Figure 4 DKK-1 concentration in sera (A) and cerebral fluid (B) samples determined by ELISA in patients with tumors and in healthy controls. *, difference between Selleckchem S3I-201 the glioma group and neuronal benign tumor group. **, difference between the glioma group and normal control group. ***, difference between the neuronal benign
tumor group and healthy control group. The DKK-1 concentration in cerebral fluid is increased in glioma, and differences may exist among different glioma grades, suggesting the role of DKK-1 in glioma pathogenesis. To evaluate the clinical usefulness of cerebral flucid DKK-1 level as a tumor detection biomarker, we also measured by ELISA the levels of DKK-1 protein in cerebral flucid samples from the same set of tumor patients and control individuals.

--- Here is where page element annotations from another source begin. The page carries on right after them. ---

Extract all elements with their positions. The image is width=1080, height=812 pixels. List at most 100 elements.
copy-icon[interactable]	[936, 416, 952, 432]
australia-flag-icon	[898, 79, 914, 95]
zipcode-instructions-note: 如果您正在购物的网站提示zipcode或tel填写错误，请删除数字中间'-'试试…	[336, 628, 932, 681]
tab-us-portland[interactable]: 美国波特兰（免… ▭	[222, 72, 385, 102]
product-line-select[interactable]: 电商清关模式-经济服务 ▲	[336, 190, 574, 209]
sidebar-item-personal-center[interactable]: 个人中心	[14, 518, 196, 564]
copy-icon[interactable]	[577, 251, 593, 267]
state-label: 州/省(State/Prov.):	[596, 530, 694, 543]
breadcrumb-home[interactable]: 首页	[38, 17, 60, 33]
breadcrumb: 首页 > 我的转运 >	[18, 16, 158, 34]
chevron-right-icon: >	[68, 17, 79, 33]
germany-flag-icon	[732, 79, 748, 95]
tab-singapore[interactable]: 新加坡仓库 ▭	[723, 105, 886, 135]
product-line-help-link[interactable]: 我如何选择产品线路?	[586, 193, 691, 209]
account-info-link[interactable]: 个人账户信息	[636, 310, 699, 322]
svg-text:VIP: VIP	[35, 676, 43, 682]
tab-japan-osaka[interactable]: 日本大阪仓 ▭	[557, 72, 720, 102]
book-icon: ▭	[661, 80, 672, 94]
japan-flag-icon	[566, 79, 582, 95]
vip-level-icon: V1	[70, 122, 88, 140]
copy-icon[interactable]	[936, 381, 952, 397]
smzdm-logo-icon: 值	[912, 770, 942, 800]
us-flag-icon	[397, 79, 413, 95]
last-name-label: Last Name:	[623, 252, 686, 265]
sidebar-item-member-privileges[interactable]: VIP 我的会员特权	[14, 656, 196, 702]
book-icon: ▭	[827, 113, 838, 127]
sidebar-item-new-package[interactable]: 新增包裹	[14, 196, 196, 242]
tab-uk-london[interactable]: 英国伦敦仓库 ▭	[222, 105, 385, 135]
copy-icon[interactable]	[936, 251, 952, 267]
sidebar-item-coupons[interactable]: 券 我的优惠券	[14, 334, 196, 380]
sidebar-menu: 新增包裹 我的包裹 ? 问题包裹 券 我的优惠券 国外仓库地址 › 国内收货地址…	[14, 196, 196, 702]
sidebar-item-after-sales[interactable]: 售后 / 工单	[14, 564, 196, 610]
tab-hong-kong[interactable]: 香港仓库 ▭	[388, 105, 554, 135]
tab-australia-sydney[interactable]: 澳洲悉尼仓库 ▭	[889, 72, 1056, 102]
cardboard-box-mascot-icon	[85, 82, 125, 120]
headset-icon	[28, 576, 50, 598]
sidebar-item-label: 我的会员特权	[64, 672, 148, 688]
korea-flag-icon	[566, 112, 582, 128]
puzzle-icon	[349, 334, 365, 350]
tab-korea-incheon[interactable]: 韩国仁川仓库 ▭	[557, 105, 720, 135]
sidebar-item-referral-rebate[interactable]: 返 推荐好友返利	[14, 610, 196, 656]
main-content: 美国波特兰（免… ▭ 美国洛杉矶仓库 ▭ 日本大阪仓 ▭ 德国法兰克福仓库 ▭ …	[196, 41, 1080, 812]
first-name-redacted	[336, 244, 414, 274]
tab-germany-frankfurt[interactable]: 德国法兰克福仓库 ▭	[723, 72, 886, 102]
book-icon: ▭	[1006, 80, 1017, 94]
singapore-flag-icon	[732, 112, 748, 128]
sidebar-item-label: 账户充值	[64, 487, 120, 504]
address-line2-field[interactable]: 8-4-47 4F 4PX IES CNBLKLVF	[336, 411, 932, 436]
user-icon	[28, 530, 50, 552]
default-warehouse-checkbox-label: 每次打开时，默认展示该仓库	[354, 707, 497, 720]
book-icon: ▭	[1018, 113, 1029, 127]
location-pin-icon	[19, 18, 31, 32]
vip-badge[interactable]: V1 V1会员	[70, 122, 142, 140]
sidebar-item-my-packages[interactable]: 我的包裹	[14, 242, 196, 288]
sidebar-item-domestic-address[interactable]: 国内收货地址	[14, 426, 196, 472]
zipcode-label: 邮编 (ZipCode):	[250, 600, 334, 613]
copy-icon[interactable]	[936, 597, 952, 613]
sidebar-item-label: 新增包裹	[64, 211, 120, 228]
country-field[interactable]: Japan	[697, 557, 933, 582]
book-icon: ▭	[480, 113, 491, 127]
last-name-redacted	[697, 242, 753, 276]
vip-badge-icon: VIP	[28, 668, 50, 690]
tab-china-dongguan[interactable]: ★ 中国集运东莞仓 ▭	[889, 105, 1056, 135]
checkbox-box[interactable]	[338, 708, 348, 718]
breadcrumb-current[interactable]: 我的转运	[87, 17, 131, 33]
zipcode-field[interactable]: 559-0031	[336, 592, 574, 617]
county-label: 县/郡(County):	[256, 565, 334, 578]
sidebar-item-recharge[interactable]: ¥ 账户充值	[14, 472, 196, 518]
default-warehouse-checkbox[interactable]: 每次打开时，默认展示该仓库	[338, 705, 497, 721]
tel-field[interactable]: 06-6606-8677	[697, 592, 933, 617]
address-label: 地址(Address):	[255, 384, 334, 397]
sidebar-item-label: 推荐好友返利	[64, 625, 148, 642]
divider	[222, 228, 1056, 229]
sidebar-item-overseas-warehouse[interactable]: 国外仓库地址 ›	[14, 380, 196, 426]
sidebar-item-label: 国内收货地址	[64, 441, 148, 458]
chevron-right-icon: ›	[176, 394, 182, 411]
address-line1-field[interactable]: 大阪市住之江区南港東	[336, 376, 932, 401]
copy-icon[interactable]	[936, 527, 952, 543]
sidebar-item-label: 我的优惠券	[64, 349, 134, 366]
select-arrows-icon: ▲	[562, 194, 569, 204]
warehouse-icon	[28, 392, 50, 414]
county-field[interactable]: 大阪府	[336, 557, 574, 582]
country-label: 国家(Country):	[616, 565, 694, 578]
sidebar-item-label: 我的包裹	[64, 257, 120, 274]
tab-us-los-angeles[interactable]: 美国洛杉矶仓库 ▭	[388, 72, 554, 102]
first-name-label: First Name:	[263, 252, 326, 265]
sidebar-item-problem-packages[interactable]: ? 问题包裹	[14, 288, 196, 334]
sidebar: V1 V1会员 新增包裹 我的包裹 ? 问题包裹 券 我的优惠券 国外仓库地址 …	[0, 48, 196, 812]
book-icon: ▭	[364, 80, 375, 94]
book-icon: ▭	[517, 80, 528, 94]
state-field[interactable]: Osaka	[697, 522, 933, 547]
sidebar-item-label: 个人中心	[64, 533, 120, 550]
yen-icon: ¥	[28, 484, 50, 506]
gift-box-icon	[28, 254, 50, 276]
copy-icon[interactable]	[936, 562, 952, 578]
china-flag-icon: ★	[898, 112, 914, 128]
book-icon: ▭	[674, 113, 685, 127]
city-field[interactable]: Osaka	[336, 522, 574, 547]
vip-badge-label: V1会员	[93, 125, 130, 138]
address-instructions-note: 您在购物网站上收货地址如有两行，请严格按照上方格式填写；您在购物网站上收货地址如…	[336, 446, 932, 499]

The levels of cerebral fluid DKK-1 protein were significantly higher in glioma patients than in healthy donors or in neuronal benign tumor patients (P < 0.05); the difference between healthy individuals and neuronal benign tumor patients was not significant (Figure CRM1 inhibitor 4B), suggesting that the DKK-1
molecule secreted and stably expressed in cerebral fluids can also be applicable to detect presence of glioblastoma and to develop novel prognostic treatments. Discussion Human DKK-1 is a member of the DKK gene family and maps to chromosome 10q11.2 [20]. DKK-1 is expressed in a timely and spatially controlled manner during development. It was first isolated in Xenopus, where it is expressed in the Spemann organizer as a head inducer [21], and its important role in normal head development in mice has also been identified [22]. Other members of the family are DKK-2, DKK-3, and DKK-4, which all contain two Epigenetics inhibitor cysteine-rich domains that
are highly conserved among different family members [18]. Although DKK-1 functions as an inhibitor of the Wnt signaling pathway [21], DKK-2 activates Wnt signaling in Xenopus embryos Adenosine [23]. DKK-1 has multiple biological roles in a variety of cancers. The forced expression of DKK-1 in the small intestine inhibits cell proliferation and the generation of secretory lineages [24, 25]. Furthermore, DKK-1 seems to induce the proliferation of human adult bone marrow stem cells [26] and contribute to the control of osteoporosis, as mutations in LRP5 that impede binding of DKK-1 are responsible for high bone density [27]. DKK-1 also inhibits osteoblastic differentiation and high circulating levels of DKK-1 in patients with multiple myeloma are associated with osteolytic lesions [28]. Gene expression profile analysis of lung and esophageal carcinomas revealed that DKK-1 was highly transactivated in the great majority of lung cancers and esophageal squamous cell carcinomas [17]. Overexpression of DKK-1 has also been detected in human hepatoblastomas and Wilms’ tumors [29].